The idea for the novel dates back to the mid-1970s. McGee was living in Italy, having played rugby there for a time. His parents came to visit, and because his father had left an Oamaru smallholding at aged 18 to fight in World War II, they took the opportunity to visit the battlefields. “We went to Monte Cassino, the Sangro and Faenza, and stood in front of hundreds of white wooden crosses with the names of young New Zealanders, so young most of them,” says McGee. “My mother and I cried. My father might have been moved but he gave no sign of it. His generation were such tough buggers … expressing emotion didn’t come easily.”
Nevertheless, afterwards, in the village bar, McGee senior, with his son translating, told the locals a few stories about the war and they responded with stories of their own. “They told us, for example, that General Freyberg and the New Zealand Second Division were known as ‘Ali Baba and his 40,000 thieves’, due to the Kiwi’s capacity to live off the land as they advanced.”
Following his parents’ departure, some locals continued talking to McGee about the war. One older man took him to a farmhouse and showed him a line of bullets where a stormtrooper had shot at a Kiwi POW hiding in the hayloft. “I asked the inevitable question: Did he get away? He said the Kiwi had miraculously escaped and the last they’d heard he was fighting with the Italian Resistance.”

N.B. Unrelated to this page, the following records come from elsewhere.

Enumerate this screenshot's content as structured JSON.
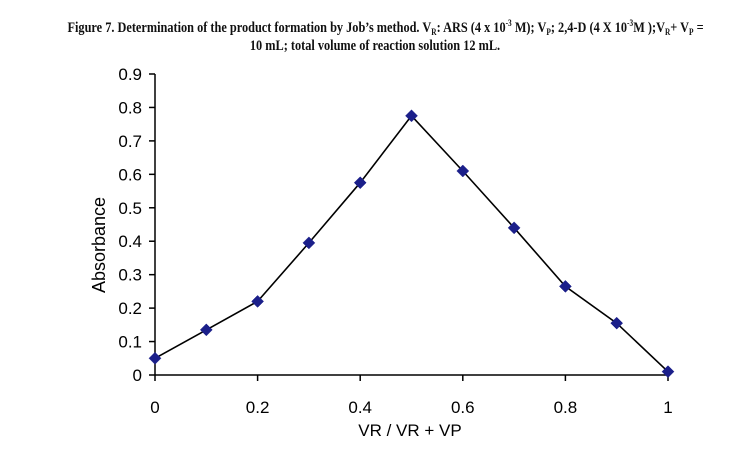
{
  "caption": {
    "line1_a": "Figure 7. Determination of the product formation by Job’s method. V",
    "line1_sub_r": "R",
    "line1_b": ": ARS    (4 x 10",
    "line1_sup_a": "-3",
    "line1_c": " M); V",
    "line1_sub_p": "P",
    "line1_d": "; 2,4-D (4 X 10",
    "line1_sup_b": "-3",
    "line1_e": "M );V",
    "line1_sub_r2": "R",
    "line1_f": "+ V",
    "line1_sub_p2": "P",
    "line1_g": " =",
    "line2": "10 mL; total volume of reaction solution 12 mL."
  },
  "chart_data": {
    "type": "line",
    "title": "",
    "xlabel": "VR / VR + VP",
    "ylabel": "Absorbance",
    "xlim": [
      0,
      1
    ],
    "ylim": [
      0,
      0.9
    ],
    "x_ticks": [
      "0",
      "0.2",
      "0.4",
      "0.6",
      "0.8",
      "1"
    ],
    "y_ticks": [
      "0",
      "0.1",
      "0.2",
      "0.3",
      "0.4",
      "0.5",
      "0.6",
      "0.7",
      "0.8",
      "0.9"
    ],
    "x": [
      0,
      0.1,
      0.2,
      0.3,
      0.4,
      0.5,
      0.6,
      0.7,
      0.8,
      0.9,
      1.0
    ],
    "series": [
      {
        "values": [
          0.05,
          0.135,
          0.22,
          0.395,
          0.575,
          0.775,
          0.61,
          0.44,
          0.265,
          0.155,
          0.01
        ],
        "marker": "diamond",
        "marker_color": "#1b1f8a",
        "line_color": "#000000"
      }
    ],
    "grid": false,
    "legend": "none"
  }
}
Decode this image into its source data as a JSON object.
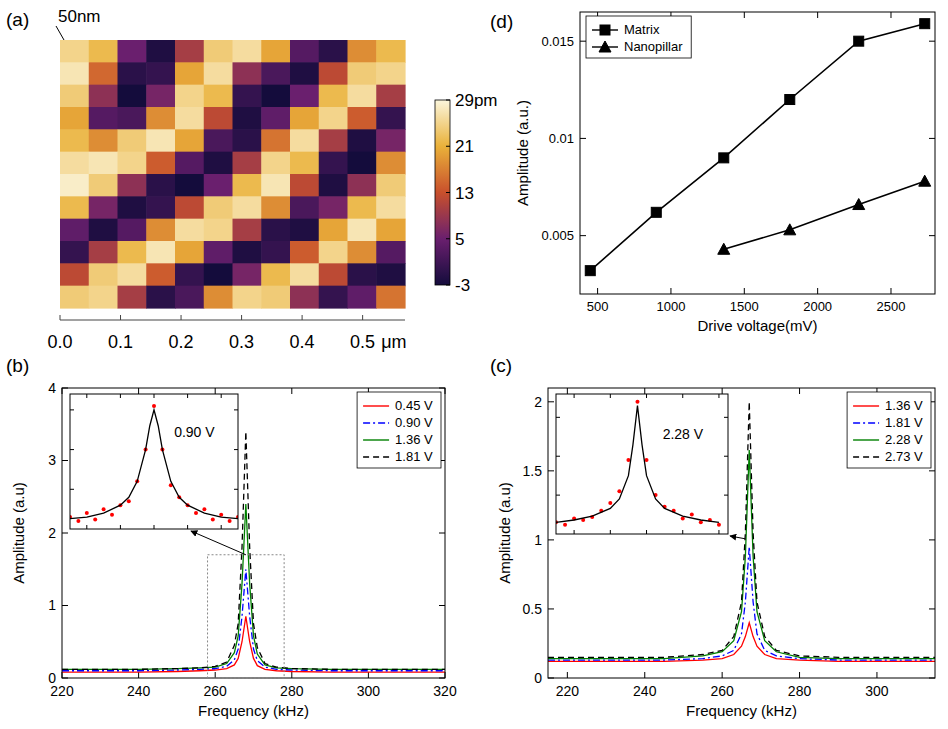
{
  "chart_data": [
    {
      "type": "heatmap",
      "label": "(a)",
      "height_label": "50nm",
      "xlim": [
        0,
        0.57
      ],
      "xticks": [
        {
          "value": 0,
          "label": "0.0"
        },
        {
          "value": 0.1,
          "label": "0.1"
        },
        {
          "value": 0.2,
          "label": "0.2"
        },
        {
          "value": 0.3,
          "label": "0.3"
        },
        {
          "value": 0.4,
          "label": "0.4"
        },
        {
          "value": 0.5,
          "label": "0.5"
        }
      ],
      "x_unit": "μm",
      "cells": [
        [
          25,
          22,
          5,
          -2,
          10,
          24,
          26,
          20,
          3,
          -1,
          18,
          22
        ],
        [
          27,
          15,
          -1,
          0,
          20,
          26,
          8,
          2,
          -2,
          12,
          24,
          25
        ],
        [
          24,
          8,
          -3,
          6,
          25,
          22,
          0,
          -3,
          5,
          22,
          26,
          10
        ],
        [
          20,
          3,
          2,
          18,
          26,
          12,
          -2,
          4,
          20,
          25,
          14,
          0
        ],
        [
          22,
          18,
          24,
          27,
          20,
          2,
          -1,
          16,
          26,
          10,
          -2,
          6
        ],
        [
          26,
          27,
          25,
          14,
          3,
          -2,
          10,
          25,
          22,
          0,
          -3,
          18
        ],
        [
          28,
          24,
          8,
          -1,
          -3,
          5,
          22,
          27,
          12,
          -2,
          8,
          24
        ],
        [
          22,
          6,
          -2,
          0,
          12,
          24,
          26,
          18,
          2,
          6,
          22,
          26
        ],
        [
          4,
          -2,
          3,
          18,
          26,
          25,
          10,
          -1,
          -2,
          20,
          27,
          20
        ],
        [
          0,
          10,
          22,
          27,
          20,
          4,
          -2,
          0,
          14,
          25,
          18,
          3
        ],
        [
          12,
          24,
          26,
          14,
          0,
          -3,
          6,
          22,
          26,
          12,
          -1,
          -2
        ],
        [
          24,
          25,
          10,
          -1,
          2,
          18,
          25,
          24,
          8,
          0,
          4,
          16
        ]
      ],
      "colorbar": {
        "range": [
          -3,
          29
        ],
        "ticks": [
          {
            "value": 29,
            "label": "29pm"
          },
          21,
          13,
          5,
          -3
        ]
      }
    },
    {
      "type": "line",
      "label": "(b)",
      "x_label": "Frequency (kHz)",
      "y_label": "Amplitude (a.u)",
      "xlim": [
        220,
        320
      ],
      "xticks": [
        220,
        240,
        260,
        280,
        300,
        320
      ],
      "ylim": [
        0,
        4
      ],
      "yticks": [
        0,
        1,
        2,
        3,
        4
      ],
      "legend": "upper right",
      "x": [
        220,
        230,
        240,
        250,
        256,
        260,
        263,
        265,
        266,
        267,
        268,
        269,
        270,
        271,
        273,
        276,
        280,
        290,
        300,
        310,
        320
      ],
      "series": [
        {
          "name": "0.45 V",
          "color": "#ff0000",
          "line_style": "solid",
          "values": [
            0.08,
            0.08,
            0.08,
            0.09,
            0.1,
            0.11,
            0.13,
            0.18,
            0.27,
            0.5,
            0.85,
            0.5,
            0.27,
            0.17,
            0.12,
            0.1,
            0.09,
            0.08,
            0.08,
            0.08,
            0.08
          ]
        },
        {
          "name": "0.90 V",
          "color": "#0000ff",
          "line_style": "dashdot",
          "values": [
            0.1,
            0.1,
            0.1,
            0.11,
            0.12,
            0.13,
            0.16,
            0.25,
            0.4,
            0.85,
            1.5,
            0.85,
            0.4,
            0.24,
            0.15,
            0.12,
            0.11,
            0.1,
            0.1,
            0.1,
            0.1
          ]
        },
        {
          "name": "1.36 V",
          "color": "#008000",
          "line_style": "solid",
          "values": [
            0.12,
            0.12,
            0.12,
            0.13,
            0.14,
            0.15,
            0.2,
            0.35,
            0.58,
            1.3,
            2.4,
            1.3,
            0.58,
            0.33,
            0.18,
            0.14,
            0.13,
            0.12,
            0.12,
            0.12,
            0.12
          ]
        },
        {
          "name": "1.81 V",
          "color": "#000000",
          "line_style": "dashed",
          "values": [
            0.12,
            0.12,
            0.12,
            0.13,
            0.14,
            0.16,
            0.22,
            0.45,
            0.75,
            1.8,
            3.4,
            1.8,
            0.75,
            0.42,
            0.2,
            0.15,
            0.13,
            0.12,
            0.12,
            0.12,
            0.12
          ]
        }
      ]
    },
    {
      "type": "line",
      "annotation": "0.90 V",
      "tick_labels": false,
      "xlim": [
        258,
        278
      ],
      "xticks": [
        260,
        264,
        268,
        272,
        276
      ],
      "ylim": [
        0,
        1.7
      ],
      "yticks": [
        0.5,
        1,
        1.5
      ],
      "series": [
        {
          "type": "scatter",
          "color": "#ff0000",
          "marker": "dot",
          "x": [
            258,
            259,
            260,
            261,
            262,
            263,
            264,
            265,
            266,
            267,
            268,
            269,
            270,
            271,
            272,
            273,
            274,
            275,
            276,
            277,
            278
          ],
          "values": [
            0.15,
            0.1,
            0.2,
            0.12,
            0.25,
            0.18,
            0.3,
            0.35,
            0.6,
            1.0,
            1.55,
            1.0,
            0.55,
            0.4,
            0.3,
            0.2,
            0.25,
            0.12,
            0.18,
            0.1,
            0.15
          ]
        },
        {
          "type": "line",
          "color": "#000000",
          "line_style": "solid",
          "x": [
            258,
            260,
            262,
            264,
            265,
            266,
            267,
            267.5,
            268,
            268.5,
            269,
            270,
            271,
            272,
            274,
            276,
            278
          ],
          "values": [
            0.13,
            0.15,
            0.2,
            0.3,
            0.4,
            0.6,
            1.0,
            1.3,
            1.5,
            1.3,
            1.0,
            0.6,
            0.4,
            0.3,
            0.2,
            0.15,
            0.13
          ]
        }
      ]
    },
    {
      "type": "line",
      "label": "(c)",
      "x_label": "Frequency (kHz)",
      "y_label": "Amplitude (a.u)",
      "xlim": [
        215,
        315
      ],
      "xticks": [
        220,
        240,
        260,
        280,
        300
      ],
      "ylim": [
        0,
        2.1
      ],
      "yticks": [
        0,
        0.5,
        1,
        1.5,
        2
      ],
      "legend": "upper right",
      "x": [
        215,
        225,
        235,
        245,
        255,
        260,
        263,
        265,
        266,
        267,
        268,
        269,
        271,
        274,
        280,
        290,
        300,
        315
      ],
      "series": [
        {
          "name": "1.36 V",
          "color": "#ff0000",
          "line_style": "solid",
          "values": [
            0.12,
            0.12,
            0.12,
            0.12,
            0.13,
            0.14,
            0.17,
            0.23,
            0.3,
            0.4,
            0.3,
            0.23,
            0.17,
            0.14,
            0.13,
            0.12,
            0.12,
            0.12
          ]
        },
        {
          "name": "1.81 V",
          "color": "#0000ff",
          "line_style": "dashdot",
          "values": [
            0.13,
            0.13,
            0.13,
            0.13,
            0.14,
            0.16,
            0.2,
            0.32,
            0.55,
            0.95,
            0.55,
            0.32,
            0.2,
            0.16,
            0.14,
            0.13,
            0.13,
            0.13
          ]
        },
        {
          "name": "2.28 V",
          "color": "#008000",
          "line_style": "solid",
          "values": [
            0.14,
            0.14,
            0.14,
            0.14,
            0.16,
            0.19,
            0.27,
            0.48,
            0.88,
            1.65,
            0.88,
            0.48,
            0.27,
            0.19,
            0.15,
            0.14,
            0.14,
            0.14
          ]
        },
        {
          "name": "2.73 V",
          "color": "#000000",
          "line_style": "dashed",
          "values": [
            0.15,
            0.15,
            0.15,
            0.15,
            0.17,
            0.2,
            0.3,
            0.55,
            1.05,
            2.0,
            1.05,
            0.55,
            0.3,
            0.2,
            0.16,
            0.15,
            0.15,
            0.15
          ]
        }
      ]
    },
    {
      "type": "line",
      "annotation": "2.28 V",
      "tick_labels": false,
      "xlim": [
        258,
        277
      ],
      "xticks": [
        260,
        264,
        268,
        272,
        276
      ],
      "ylim": [
        0,
        1.8
      ],
      "yticks": [
        0.5,
        1,
        1.5
      ],
      "series": [
        {
          "type": "scatter",
          "color": "#ff0000",
          "marker": "dot",
          "x": [
            258,
            259,
            260,
            261,
            262,
            263,
            264,
            265,
            266,
            267,
            268,
            269,
            270,
            271,
            272,
            273,
            274,
            275,
            276
          ],
          "values": [
            0.15,
            0.12,
            0.2,
            0.18,
            0.22,
            0.3,
            0.4,
            0.55,
            0.95,
            1.7,
            0.95,
            0.5,
            0.35,
            0.3,
            0.2,
            0.25,
            0.15,
            0.18,
            0.12
          ]
        },
        {
          "type": "line",
          "color": "#000000",
          "line_style": "solid",
          "x": [
            258,
            260,
            262,
            264,
            265,
            266,
            266.5,
            267,
            267.5,
            268,
            269,
            270,
            272,
            274,
            276
          ],
          "values": [
            0.15,
            0.18,
            0.23,
            0.33,
            0.45,
            0.75,
            1.15,
            1.65,
            1.15,
            0.75,
            0.45,
            0.33,
            0.23,
            0.18,
            0.15
          ]
        }
      ]
    },
    {
      "type": "line",
      "label": "(d)",
      "x_label": "Drive voltage(mV)",
      "y_label": "Amplitude (a.u.)",
      "xlim": [
        380,
        2800
      ],
      "xticks": [
        500,
        1000,
        1500,
        2000,
        2500
      ],
      "ylim": [
        0.002,
        0.0165
      ],
      "yticks": [
        0.005,
        0.01,
        0.015
      ],
      "legend": "upper left",
      "series": [
        {
          "name": "Matrix",
          "color": "#000000",
          "marker": "square",
          "line_style": "solid",
          "x": [
            450,
            900,
            1360,
            1810,
            2280,
            2730
          ],
          "values": [
            0.0032,
            0.0062,
            0.009,
            0.012,
            0.015,
            0.0159
          ]
        },
        {
          "name": "Nanopillar",
          "color": "#000000",
          "marker": "triangle",
          "line_style": "solid",
          "x": [
            1360,
            1810,
            2280,
            2730
          ],
          "values": [
            0.0043,
            0.0053,
            0.0066,
            0.0078
          ]
        }
      ]
    }
  ]
}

McGee’s fascination with this aspect of our military history did not diminish when he returned home to New Zealand. He continued researching for a possible novel, but for a long time remained unclear how to structure such a complex story. He wanted the book to deal not just with the war, but also with a contemporary quest for the truth: an attempt to find the past within the present. He also wanted to draw on his own memorable experiences in Italy during the mid-1970s. “Italy at that time was just so different to New Zealand: the Red Brigade was blowing up banks and kidnapping politicians, the Cold War seemed very warm and close; there were neofascisti rallying in one piazza and communisti rallying in the next.” Incorporating these disparate strands, he observes, “took a lot of time and thought, especially trying to figure out who would tell what part of the story – the critical narrative voice or perspective. Finding that was a big part of being able to move forward.”
For McGee, discovering how the past works itself out in the present involved understanding the characters’ context. “I’m not interested in characters fighting in their own psychological cul-de-sac but in finding out everything that’s specific to their personal history – that’s what really interests me. If you know enough about people’s background and origins, it’s often hard not to feel compassion. I suppose I came to the story trying to understand the older generation of men I encountered growing up, who in a sense never got over the war. For some it threw a shadow over their subsequent lives, but for others it was the time they felt most alive: some men were at peace in war but could never find peace in peace.”
The Antipodeans, by Greg McGee (Upstart Press, $34.99), is out on July 9.